Ziemlich genau vor zwei Jahren hatten Schüler der Albert-Einstein-Schule in Ettlingen und Studierende des Baubetriebs der Fachhochschule Karlsruhe mit der Bootstaufe und der ersten Wasserung eines selbst entwickelten und produzierten Betonkanus dieses Projekt erfolgreich beendet. Eines war allen Beteiligten damals schon klar: Die Zusammenarbeit sollte fortgesetzt werden und dies mit einem noch wesentlich anspruchsvollerem Vorhaben: Gemeinsam sollte ein Betonauto geplant und gebaut werden, allerdings nicht nur eine Karosserie auf Rädern, sondern ein komplettes, funktionstüchtiges Fahrzeug mit eigenem Antrieb.

Zunächst ging es dabei für die Schüler und die Studierenden darum, eine geeignete Vorlage auszuwählen. Ihre Wahl fiel auf das neue Modell des BMW Z4, der zu diesem Zeitpunkt noch nicht auf dem Markt war. So standen ihnen keine Kopien oder Pläne des Fahrzeugs zur Verfügung. Die Schüler und Studierenden bedienten sich der zu diesem Zeitpunkt verfügbaren Prospektmaterialien und nahmen von dort die Maße ab.


Als erster Schritt auf dem Weg zur Beton-Variante des Z4 im Maßstab 1:2 war die Schalung für die Karosserie anzufertigen, wobei die Schüler mit Holzlatten die Kontur der BMW-Vorlage realitätsnah nachbildeten. Nach Fertigstellung der Holzschalung griffen Schüler und Studierende gemeinsam mit glasfaserverstärktem Kunststoff die Positivform von der Schalung ab.

Um die großen dynamischen Lasten durch den Fahrbetrieb und dem eigenen Motor aufnehmen zu können, war der Fahrzeugboden entsprechend zu konzipieren. Beim beteiligten Industriepartner Bilfinger Berger AG konnten die Schüler und Studierenden mit der entsprechenden Vorspanntechnik eine Spannbetonplatte bei einer Fläche von 2 x 0,6 m in einer Stärke von nur 8 cm fertigen.
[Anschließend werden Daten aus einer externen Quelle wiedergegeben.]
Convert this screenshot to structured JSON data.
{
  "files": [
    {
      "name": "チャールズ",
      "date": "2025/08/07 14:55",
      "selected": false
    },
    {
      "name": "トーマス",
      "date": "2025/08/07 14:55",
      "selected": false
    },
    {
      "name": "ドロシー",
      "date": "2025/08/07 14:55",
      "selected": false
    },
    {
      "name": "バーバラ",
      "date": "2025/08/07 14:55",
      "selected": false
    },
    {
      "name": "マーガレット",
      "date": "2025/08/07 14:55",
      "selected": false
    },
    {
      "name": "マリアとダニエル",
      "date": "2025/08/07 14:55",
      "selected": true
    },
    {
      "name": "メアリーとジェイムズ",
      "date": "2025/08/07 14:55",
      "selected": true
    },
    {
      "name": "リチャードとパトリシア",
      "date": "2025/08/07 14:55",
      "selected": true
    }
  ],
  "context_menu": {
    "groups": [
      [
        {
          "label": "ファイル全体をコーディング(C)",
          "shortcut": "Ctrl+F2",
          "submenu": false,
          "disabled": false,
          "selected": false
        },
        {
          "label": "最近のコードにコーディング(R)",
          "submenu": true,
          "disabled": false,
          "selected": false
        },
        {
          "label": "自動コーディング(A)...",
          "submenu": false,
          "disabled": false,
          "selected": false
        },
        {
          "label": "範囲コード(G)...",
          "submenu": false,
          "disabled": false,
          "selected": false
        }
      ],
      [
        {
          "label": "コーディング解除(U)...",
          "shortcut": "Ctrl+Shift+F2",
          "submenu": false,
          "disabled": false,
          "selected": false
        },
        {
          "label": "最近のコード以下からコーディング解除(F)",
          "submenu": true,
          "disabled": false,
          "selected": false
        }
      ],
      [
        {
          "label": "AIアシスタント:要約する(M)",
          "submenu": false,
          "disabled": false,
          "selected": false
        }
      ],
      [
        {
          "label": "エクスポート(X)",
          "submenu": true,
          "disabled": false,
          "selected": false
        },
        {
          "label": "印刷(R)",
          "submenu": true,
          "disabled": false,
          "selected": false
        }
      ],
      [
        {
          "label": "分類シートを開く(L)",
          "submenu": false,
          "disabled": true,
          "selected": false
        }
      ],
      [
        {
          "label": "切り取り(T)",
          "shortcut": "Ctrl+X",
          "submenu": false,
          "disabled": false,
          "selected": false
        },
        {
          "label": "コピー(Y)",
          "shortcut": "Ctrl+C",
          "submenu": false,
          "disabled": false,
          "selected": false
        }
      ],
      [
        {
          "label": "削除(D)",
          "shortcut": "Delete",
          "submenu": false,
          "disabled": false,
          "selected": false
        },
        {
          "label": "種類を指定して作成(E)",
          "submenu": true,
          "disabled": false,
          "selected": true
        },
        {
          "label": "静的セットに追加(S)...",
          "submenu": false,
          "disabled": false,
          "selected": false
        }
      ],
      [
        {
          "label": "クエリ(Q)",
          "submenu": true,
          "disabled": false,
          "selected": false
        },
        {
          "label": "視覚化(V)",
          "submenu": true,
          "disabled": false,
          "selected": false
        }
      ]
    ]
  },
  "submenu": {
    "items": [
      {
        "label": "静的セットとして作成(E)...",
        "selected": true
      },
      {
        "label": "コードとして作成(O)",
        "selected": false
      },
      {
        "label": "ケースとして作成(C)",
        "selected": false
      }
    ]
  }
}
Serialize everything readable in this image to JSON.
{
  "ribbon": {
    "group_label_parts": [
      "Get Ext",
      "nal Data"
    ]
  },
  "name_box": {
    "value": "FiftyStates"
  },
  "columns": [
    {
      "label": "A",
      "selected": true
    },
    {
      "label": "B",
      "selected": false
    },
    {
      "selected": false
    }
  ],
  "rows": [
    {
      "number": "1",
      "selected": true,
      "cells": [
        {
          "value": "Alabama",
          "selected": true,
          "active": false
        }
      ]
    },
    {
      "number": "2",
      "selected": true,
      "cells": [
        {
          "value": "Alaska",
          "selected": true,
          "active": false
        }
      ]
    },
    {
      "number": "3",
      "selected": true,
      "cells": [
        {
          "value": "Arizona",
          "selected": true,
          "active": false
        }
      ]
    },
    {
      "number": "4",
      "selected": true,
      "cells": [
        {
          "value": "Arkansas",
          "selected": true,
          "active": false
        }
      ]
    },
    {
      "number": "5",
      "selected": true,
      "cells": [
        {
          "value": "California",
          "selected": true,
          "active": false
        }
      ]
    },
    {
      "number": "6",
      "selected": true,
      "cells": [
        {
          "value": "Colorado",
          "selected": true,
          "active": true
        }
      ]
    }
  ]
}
Die Schalung wurde anschließend zur Öffentlichen Baustoffprüfstelle an die Fachhochschule Karlsruhe transportiert und mit einem Hochleistungsbeton ausgegossen. Diesen hatten Studierende innerhalb ihrer Diplomarbeiten beim Industriepartner Bilfinger Berger AG in dessen Zentral-Labor entwickelt. Um die gewünschte Druckfestigkeit von mehr als 120 N/mm² zu erreichen, wurde die ausgegossene Betonplatte wiederum zu diesem Industriepartner transportiert, wo ihr entsprechende Vorspannkräfte aufgeprägt wurden. Dieses Verfahren sorgt dafür, dass bei der Platte keine Risse entstehen, auch wenn diese stark beansprucht wird.

Parallel dazu nahmen die Schüler die glasfaserverstärkte Kunststoffschale von der Holzform des Fahrzeugs ab. Anschließend konnte an der Fachhochschule Karlsruhe die vorgespannte Betonplatte eingelegt werden. Zuvor hatte das Projektteam an den seitlichen Rändern feinmaschiges Drahtgewebe zur Ankoppelung der Karosserie an das Chassis befestigt. Dann kam erneut ein High-Tech-Produkt aus dem Zentral-Labor der Bilfinger Berger AG zum Einsatz: Studierende hatten für die Karosserie einen faserverstärkten, zementgebundenen Hochleistungsmörtel entwickelt. Dieser wurde über Kunststoffzusätze zur Steigerung des Verformungsvermögens vergütet, so dass Schüler und Studierende gemeinsam die Karosserie mit einer Wandstärke von nur 3 bis 8 mm herstellen konnten.

Zwei Wochen nach dem Betoniervorgang konnten die Elemente entschalt werden. Nun ging es an die technische Bestückung des Fahrzeugs. Ein Renn-Gokart wurde komplett zerlegt und Lenkgestänge, Achskörper, Motorbefestigung, Sitz und andere Elemente an die Geometrie des Betonautos angepasst. Im letzten Schritt erfolgte der Einbau der Teile und des Motors und die Betonkarosserie konnte aufgesetzt werden.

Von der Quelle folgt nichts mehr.